Lucky for me, it did. The event was held at Pump It Up, which is more or less a warehouse full of bouncy houses. Not just the standard, square, get-inside-and-jump-around type like you see at car dealerships and home-based birthday parties, but giant bouncy houses with all kinds of functional variation. Some of them had obstacle courses inside, others had basketball hoops and balls, and one wasn’t a bouncy house at all, but a giant inflatable slide.

Up until two or three weeks ago, Zeke was generally frightened of these things. I don’t think he likes chaos—at least not the level of chaos that is pretty much inherent with inflatable playground structures—so he avoided them. But this time he jumped right in with the pack and went to town.
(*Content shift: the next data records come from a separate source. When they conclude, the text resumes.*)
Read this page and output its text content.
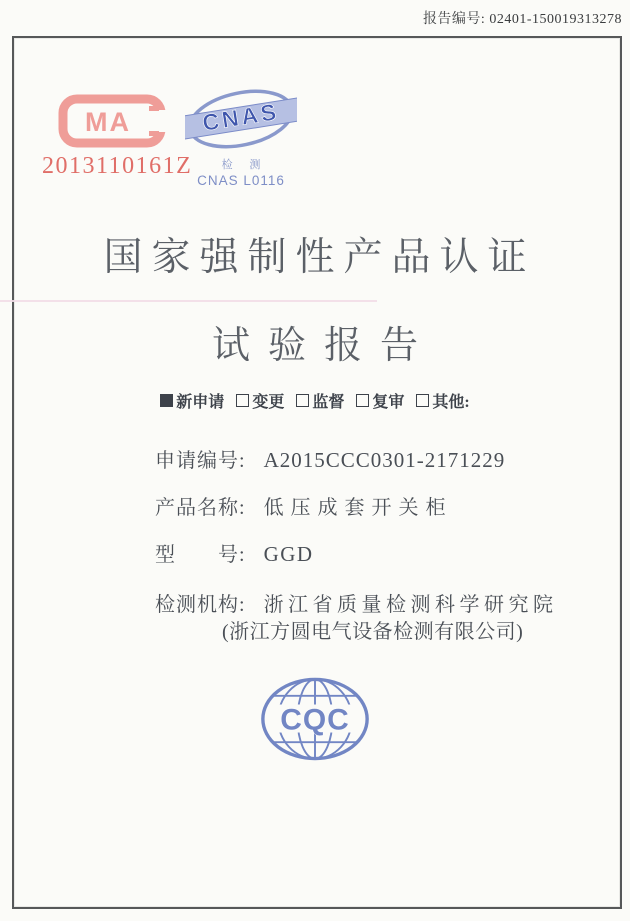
报告编号: 02401-150019313278
MA
2013110161Z
CNAS
检 测
CNAS L0116
国家强制性产品认证
试验报告
新申请 变更 监督 复审 其他:
申请编号: A2015CCC0301-2171229
产品名称: 低压成套开关柜
型　　号: GGD
检测机构: 浙江省质量检测科学研究院
(浙江方圆电气设备检测有限公司)
CQC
Did the obstacle course about ten times, slid down the big scary slide (which seemed to have been waxed or something because kids were flying down it and shooting right off the end, like the finished products of some high-throughput manufacturing facility), and successfully participated in the “king-of-the-hill” game, where one kid gets up on an elevated section in the center of a giant circular bouncy house, and fights off all comers. It was fun to see him having such a great time, and hanging in there with much older kids.

Unfortunately, I didn't get any pictures of the birthday boy (he was very busy entertaining all his guests). Sorry Erika!